Handelsabkommen CETA mit Kanada
Transparency Deutschland ruft dazu auf, CETA wie bisher "vorläufig" weiterlaufen zu lassen und unverzüglich Neuverhandlungen für ein zeitgemäßes, zukunftsfähiges Handelsabkommen aufzunehmen
CETA birgt Risiko unverhältnismäßiger Schadenersatzansprüche
Die Deutsche Bundesregierung hat sich laut Medienberichten mit der EU auf Klarstellungen beim Investitionsschutz im Handelsabkommen CETA mit Kanada verständigt. Das Risiko unverhältnismäßiger Schadenersatzansprüche privilegierter Investoren oder einer politischen Lähmung aus Furcht vor kostspieligen Verfahren vor Schiedsgerichten bleibt dennoch erhalten. Denn ob sich die Schiedsgerichte an die Neuinterpretation gebunden sehen, bleibt nach Einschätzung eines juristischen Gutachtens im Auftrag des Umweltinstituts München unklar.

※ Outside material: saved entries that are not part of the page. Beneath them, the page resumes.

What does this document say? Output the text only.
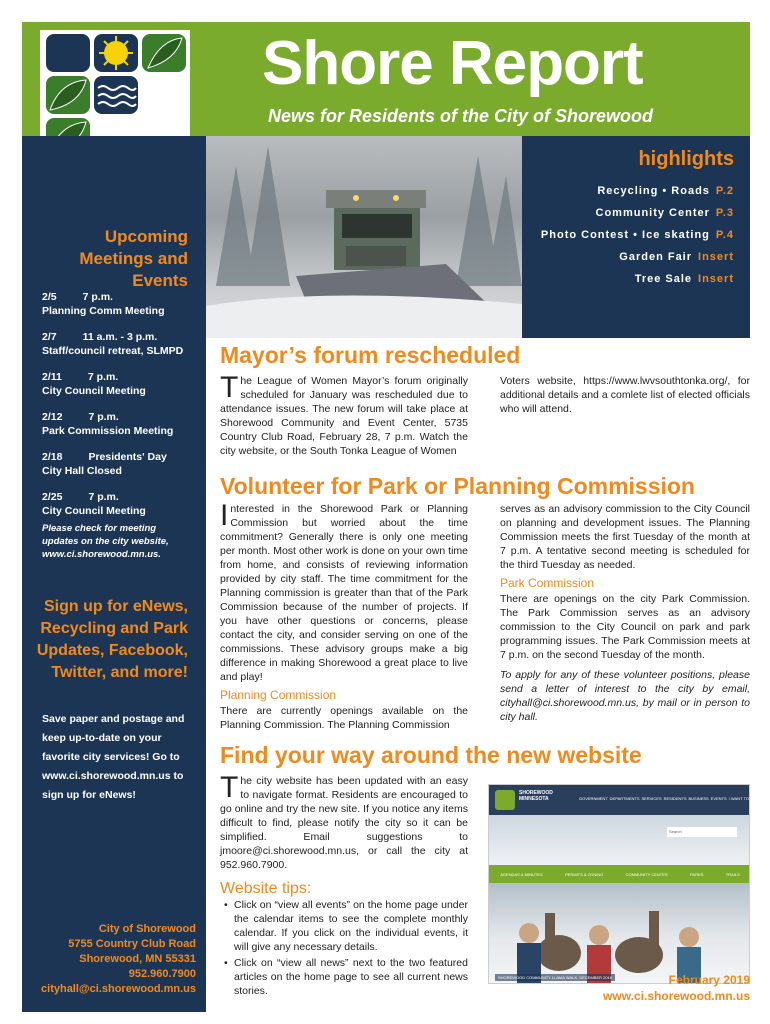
Shore Report
News for Residents of the City of Shorewood
Upcoming Meetings and Events
2/5 7 p.m.
Planning Comm Meeting
2/7 11 a.m. - 3 p.m.
Staff/council retreat, SLMPD
2/11 7 p.m.
City Council Meeting
2/12 7 p.m.
Park Commission Meeting
2/18 Presidents' Day
City Hall Closed
2/25 7 p.m.
City Council Meeting
Please check for meeting updates on the city website, www.ci.shorewood.mn.us.
Sign up for eNews, Recycling and Park Updates, Facebook, Twitter, and more!
Save paper and postage and keep up-to-date on your favorite city services! Go to www.ci.shorewood.mn.us to sign up for eNews!
City of Shorewood
5755 Country Club Road
Shorewood, MN 55331
952.960.7900
cityhall@ci.shorewood.mn.us
highlights
Recycling • Roads P.2
Community Center P.3
Photo Contest • Ice skating P.4
Garden Fair Insert
Tree Sale Insert
Mayor’s forum rescheduled
The League of Women Mayor’s forum originally scheduled for January was rescheduled due to attendance issues. The new forum will take place at Shorewood Community and Event Center, 5735 Country Club Road, February 28, 7 p.m. Watch the city website, or the South Tonka League of Women
Voters website, https://www.lwvsouthtonka.org/, for additional details and a comlete list of elected officials who will attend.
Volunteer for Park or Planning Commission
Interested in the Shorewood Park or Planning Commission but worried about the time commitment? Generally there is only one meeting per month. Most other work is done on your own time from home, and consists of reviewing information provided by city staff. The time commitment for the Planning commission is greater than that of the Park Commission because of the number of projects. If you have other questions or concerns, please contact the city, and consider serving on one of the commissions. These advisory groups make a big difference in making Shorewood a great place to live and play!
Planning Commission
There are currently openings available on the Planning Commission. The Planning Commission
serves as an advisory commission to the City Council on planning and development issues. The Planning Commission meets the first Tuesday of the month at 7 p.m. A tentative second meeting is scheduled for the third Tuesday as needed.
Park Commission
There are openings on the city Park Commission. The Park Commission serves as an advisory commission to the City Council on park and park programming issues. The Park Commission meets at 7 p.m. on the second Tuesday of the month.
To apply for any of these volunteer positions, please send a letter of interest to the city by email, cityhall@ci.shorewood.mn.us, by mail or in person to city hall.
Find your way around the new website
The city website has been updated with an easy to navigate format. Residents are encouraged to go online and try the new site. If you notice any items difficult to find, please notify the city so it can be simplified. Email suggestions to jmoore@ci.shorewood.mn.us, or call the city at 952.960.7900.
Website tips:
• Click on “view all events” on the home page under the calendar items to see the complete monthly calendar. If you click on the individual events, it will give any necessary details.
• Click on “view all news” next to the two featured articles on the home page to see all current news stories.
SHOREWOOD
MINNESOTA	GOVERNMENT DEPARTMENTS SERVICES RESIDENTS BUSINESS EVENTS I WANT TO
Search
AGENDAS & MINUTES	PERMITS & ZONING	COMMUNITY CENTER	PARKS	TRAILS
SHOREWOOD COMMUNITY LLAMA WALK, DECEMBER 2018	February 2019
www.ci.shorewood.mn.us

Die Antikorruptionsorganisation Transparency Deutschland fordert daher, dass Deutschland das Handelsabkommen CETA nicht ratifiziert. Denn neben diesen Risiken stellt das Abkommen ein inakzeptables Weiter-so dar: Es fehlen Antikorruptionsklauseln, ein Bekenntnis zu gemeinsamer Geldwäschebekämpfung und die Verpflichtung der Handelsakteure zur Transparenz ihrer Eigentümerverhältnisse. Außerdem lässt das Abkommen jegliche Verbindlichkeit bei der Kohärenz zu anderen Politikbereichen wie etwa Nachhaltigkeit oder Klimaschutz vermissen.

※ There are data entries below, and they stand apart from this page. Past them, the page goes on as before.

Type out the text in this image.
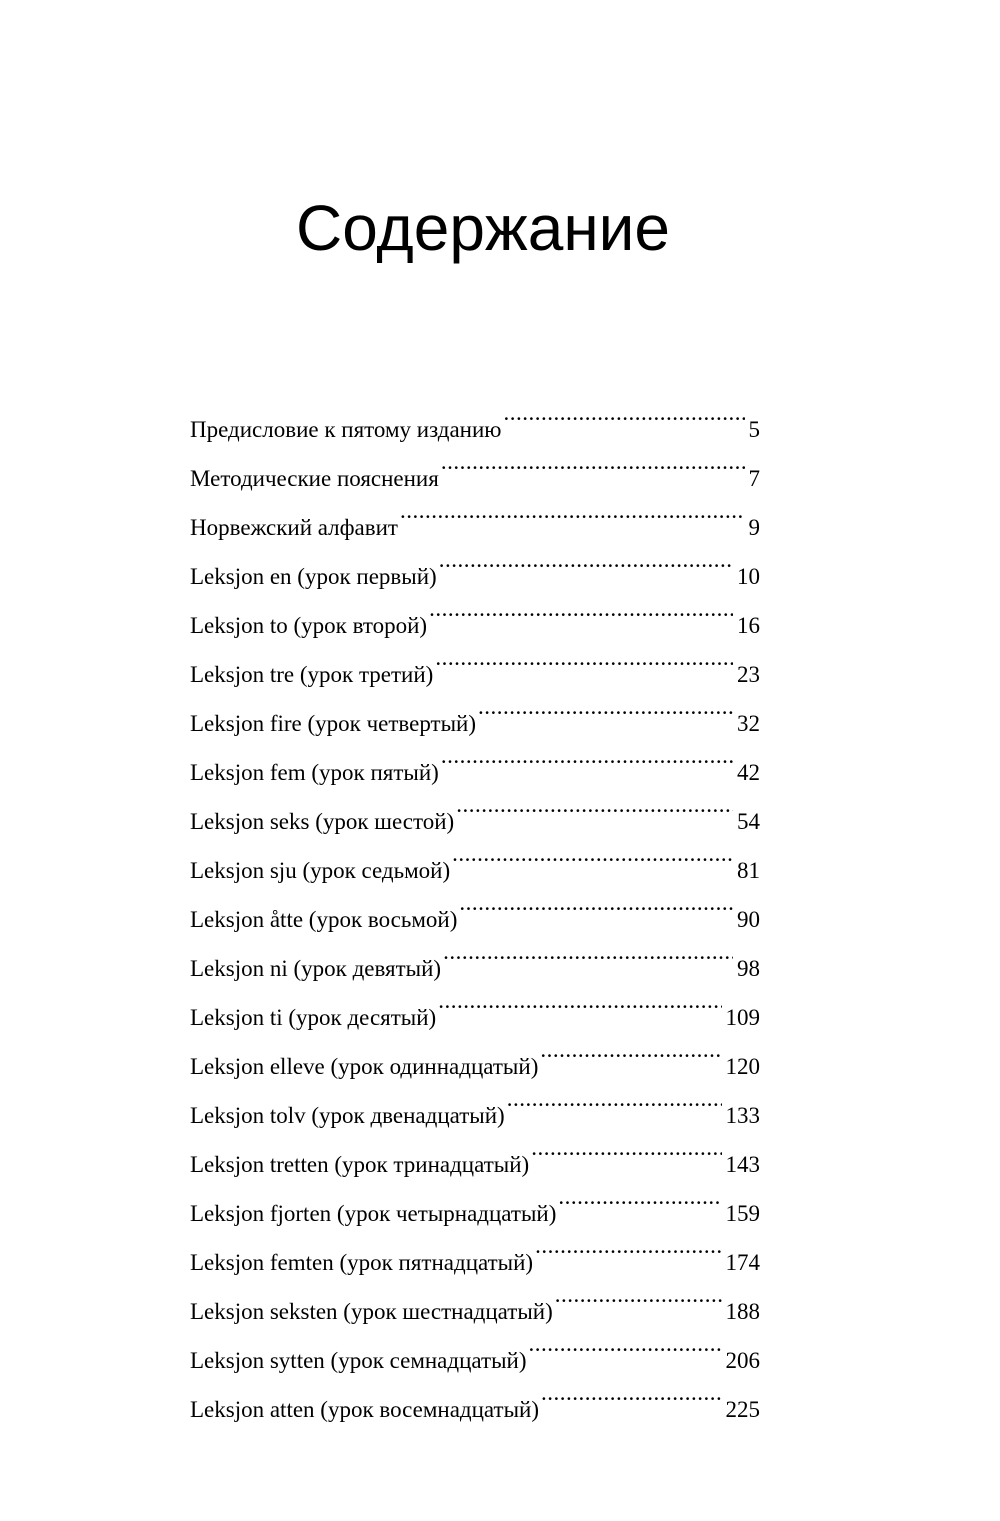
Содержание
Предисловие к пятому изданию .....	5
Методические пояснения .....	7
Норвежский алфавит .....	9
Leksjon en (урок первый) .....	10
Leksjon to (урок второй) .....	16
Leksjon tre (урок третий) .....	23
Leksjon fire (урок четвертый) .....	32
Leksjon fem (урок пятый) .....	42
Leksjon seks (урок шестой) .....	54
Leksjon sju (урок седьмой) .....	81
Leksjon åtte (урок восьмой) .....	90
Leksjon ni (урок девятый) .....	98
Leksjon ti (урок десятый) .....	109
Leksjon elleve (урок одиннадцатый) .....	120
Leksjon tolv (урок двенадцатый) .....	133
Leksjon tretten (урок тринадцатый) .....	143
Leksjon fjorten (урок четырнадцатый) .....	159
Leksjon femten (урок пятнадцатый) .....	174
Leksjon seksten (урок шестнадцатый) .....	188
Leksjon sytten (урок семнадцатый) .....	206
Leksjon atten (урок восемнадцатый) .....	225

Dazu erklärt Helena Peltonen-Gassmann, stellvertretende Vorsitzende: "Dass Kanada ein geeigneter Partner für ein modernes Handelsabkommen ist, hat es bereits mehrfach bei Abkommen mit anderen Staaten gezeigt. Leider ist es vielmehr die EU, die an vielen Stellen blockiert." Kanada hat in seinen Handelsverträgen sowohl mit zehn transpazifischen Staaten als auch mit den USA und Mexiko Antikorruptionsklauseln unterzeichnet. Die EU hatte solche Klauseln zwar vor der CETA-Unterzeichnung versprochen, hat ihr Versprechen aber nicht eingehalten. "Ein modernes Handelsabkommen darf Investoren und Handelsakteuren Vorteile nur anbieten, wenn sie ihnen auch Pflichten auferlegt", ergänzt Peltonen und führt Verpflichtungen zur Bekämpfung von Korruption und Geldwäsche auf, wie etwa Transparenz der wirtschaftlich berechtigten Eigentümer von Unternehmen und Trusts sowie der Austausch solcher Informationen zwischen den zuständigen Behörden. Dies werde Kanada als FATF-Mitglied nicht überfordern.

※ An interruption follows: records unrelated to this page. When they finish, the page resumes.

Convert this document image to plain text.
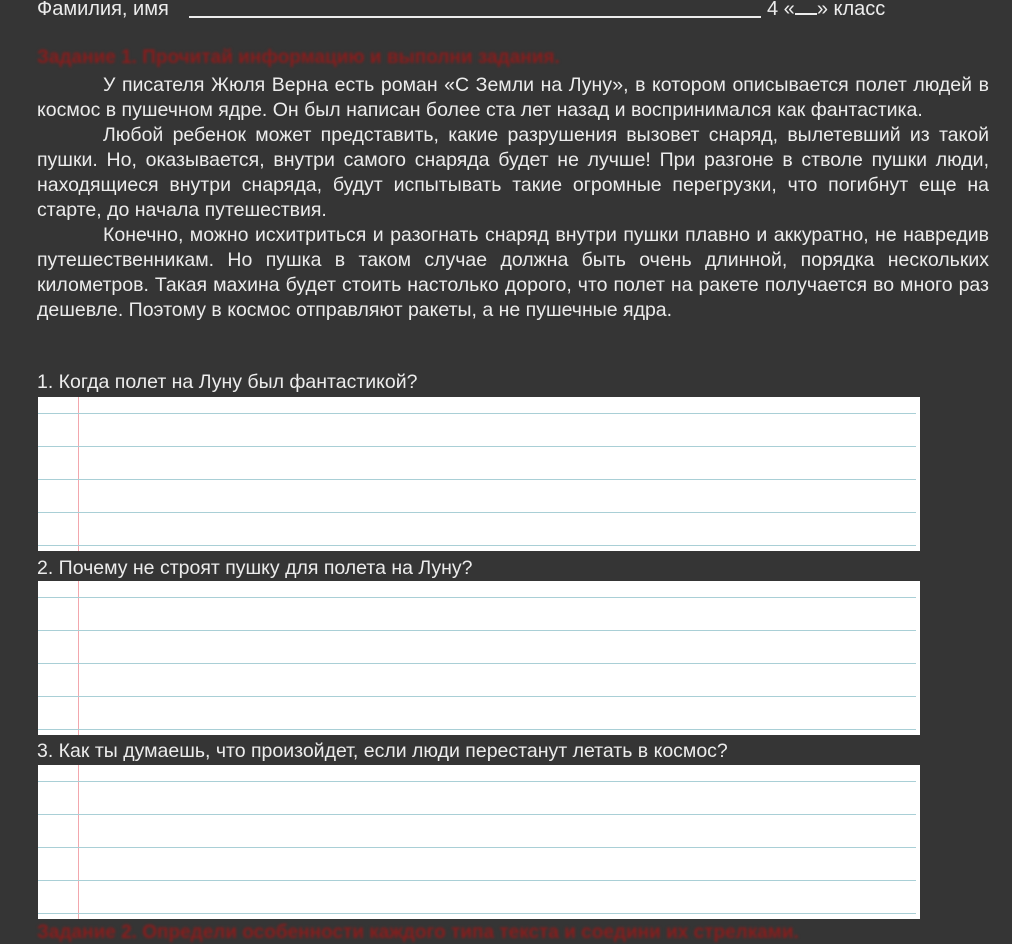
Фамилия, имя	4 « » класс
Задание 1. Прочитай информацию и выполни задания.

У писателя Жюля Верна есть роман «С Земли на Луну», в котором описывается полет людей в космос в пушечном ядре. Он был написан более ста лет назад и воспринимался как фантастика.

Любой ребенок может представить, какие разрушения вызовет снаряд, вылетевший из такой пушки. Но, оказывается, внутри самого снаряда будет не лучше! При разгоне в стволе пушки люди, находящиеся внутри снаряда, будут испытывать такие огромные перегрузки, что погибнут еще на старте, до начала путешествия.

Конечно, можно исхитриться и разогнать снаряд внутри пушки плавно и аккуратно, не навредив путешественникам. Но пушка в таком случае должна быть очень длинной, порядка нескольких километров. Такая махина будет стоить настолько дорого, что полет на ракете получается во много раз дешевле. Поэтому в космос отправляют ракеты, а не пушечные ядра.

1. Когда полет на Луну был фантастикой?
2. Почему не строят пушку для полета на Луну?
3. Как ты думаешь, что произойдет, если люди перестанут летать в космос?
Задание 2. Определи особенности каждого типа текста и соедини их стрелками.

Um wirksam zu werden, müssen Regelungen eines solchen Abkommens durchsetzbar sein, fordert Transparency und verweist auf die Resolution des Europäischen Parlaments "Korruption und Menschenrechte" vom 17. Februar 2022. Kanada habe der EU die Durchsetzbarkeit der Arbeitnehmerrechte längst angeboten.
Neue Verhandlungen nötig
Der Handel mit Kanada läuft problemlos. Transparency Deutschland ruft dazu auf, CETA wie bisher "vorläufig" weiterlaufen zu lassen und unverzüglich Neuverhandlungen für ein zeitgemäßes, zukunftsfähiges Handelsabkommen aufzunehmen. Das neue Abkommen muss dazu beitragen, dringliche handelsrelevante Forderungen unserer Zeit durchzusetzen. Dazu gehören die Bekämpfung von Korruption und Geldwäsche, der Schutz der Menschenrechte sowie der Klima- und Umweltschutz. Diesbezügliche Verfehlungen müssten zum Aussetzen oder Verlust der Handelsprivilegien führen, wie national üblich. So könnte aus dem Abkommen das werden, als was es fälschlicherweise schon seit Jahren vermarktet wird: ein Goldstandard, aber ein Goldstandard für internationalen Handel mit Verantwortung.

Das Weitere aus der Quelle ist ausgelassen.